Develop a distinct brand identity for your compliance messages, and use this in all cross-department communications. This ensures managers instantly identify the nature and importance of the messages, and act accordingly.
All managers must be flag-bearers for compliance if employees are to also buy in. Use tools like desktop alerts when you need immediate attention given to urgent messages.
3. Foster a compliance culture
To be successful, compliance must form part of your corporate culture. The volume and sensitivity of customer data in financial services means it’s essential to embed the Compliance discipline across your business.
By doing this, you’ll find it easier to develop and enforce the processes and controls to better protect against compliance risks.
In larger businesses, appoint compliance champions in each department. These staff will cascade important information down, provide reinforcement and reassurance to team members, and generally champion the compliance cause at a more granular level.
Create a dedicated area of your corporate intranet for Compliance policies, processes and a list of department champions. Maintain visibility of this content through periodic updates to staff.
Newsfeed-style scrolling tickers are an effective tool for delivering intranet visits without disrupting staff. For example, advising that new policies are available governing appropriate online and social media behavior in the office.
4. Revamp and reinforce training
For Compliance Managers in financial services businesses, effective engagement of staff is more crucial than ever. Unfortunately, 68% of employees fail to engage with compliance training.
That’s a big problem. When staff are unengaged, it places businesses at greater risk of compliance breaches.
Review your current training and communication programs (or develop them if you have none!) to ensure they’re as effective as possible.
Does it consider recent innovations in the industry, like open banking, cryptocurrency and quantum computing? Increasing reliance on technology (for example, online banking and mobile apps) necessitates constant review of and training on processes.
But training needn’t be tedious – in fact, it can’t be if your information is to be absorbed.
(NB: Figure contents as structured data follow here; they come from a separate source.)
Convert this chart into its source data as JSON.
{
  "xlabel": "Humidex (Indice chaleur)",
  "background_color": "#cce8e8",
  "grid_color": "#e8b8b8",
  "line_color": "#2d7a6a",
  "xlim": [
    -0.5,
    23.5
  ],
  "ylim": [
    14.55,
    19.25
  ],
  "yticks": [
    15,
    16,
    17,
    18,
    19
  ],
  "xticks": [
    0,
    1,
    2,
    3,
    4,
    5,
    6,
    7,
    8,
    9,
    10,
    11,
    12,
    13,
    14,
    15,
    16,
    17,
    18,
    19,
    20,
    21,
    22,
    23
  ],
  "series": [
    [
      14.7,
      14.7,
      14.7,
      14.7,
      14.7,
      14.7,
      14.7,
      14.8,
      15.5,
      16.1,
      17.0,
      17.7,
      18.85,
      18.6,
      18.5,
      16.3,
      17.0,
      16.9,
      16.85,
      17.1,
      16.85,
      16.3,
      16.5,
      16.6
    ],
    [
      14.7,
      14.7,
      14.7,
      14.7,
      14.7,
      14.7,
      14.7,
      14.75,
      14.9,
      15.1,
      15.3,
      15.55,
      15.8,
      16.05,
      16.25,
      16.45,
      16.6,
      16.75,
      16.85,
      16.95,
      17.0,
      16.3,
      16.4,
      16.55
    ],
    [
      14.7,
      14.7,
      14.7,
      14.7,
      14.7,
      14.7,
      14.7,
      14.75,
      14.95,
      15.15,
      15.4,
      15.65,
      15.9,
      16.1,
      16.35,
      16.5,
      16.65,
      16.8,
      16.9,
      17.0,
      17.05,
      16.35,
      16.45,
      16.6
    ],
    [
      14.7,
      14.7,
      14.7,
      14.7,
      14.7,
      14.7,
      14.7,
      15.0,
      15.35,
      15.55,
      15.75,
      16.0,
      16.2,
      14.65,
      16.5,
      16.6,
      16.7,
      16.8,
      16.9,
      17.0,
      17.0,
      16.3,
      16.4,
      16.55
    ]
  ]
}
Gamification can introduce a fun, dynamic element to your sessions. Consider a risk management quiz, which integrates with the information repository on your intranet.
Use staff surveys to test employee knowledge and recall of compliance information. Incorrect answers can reveal critical gaps that require additional sessions.
5. Bring Compliance to life
Unfortunately, not everyone will be as passionate about Compliance as you are. It’s perceived as a dry subject – often one to be avoided if possible.
Counter this by bringing Compliance more to life. Use real world examples as much as possible – not only do they personalize an issue, cautionary tales also elicit the heartfelt response of, “That could have been us!”
Video messages are an easy but effective tool. Launch new initiatives or convey updates through a video alert of your CEO speaking. Make your training sessions available to staff at all locations through video updates.
Get inspiration from the extensive range of assets available from compliance experts Compliance Wave. Their material is developed specially to enhance learning and banish boring training.
Large volumes of text-heavy documentation are unavoidable, but including these audiovisual elements will bring some balance to your communications.
The financial services industry has been required to take a fresh look at both their compliance practices and the staff communications which underpin them.
Making the improvements suggested will bring rewards in reduced risk and improved business advantage.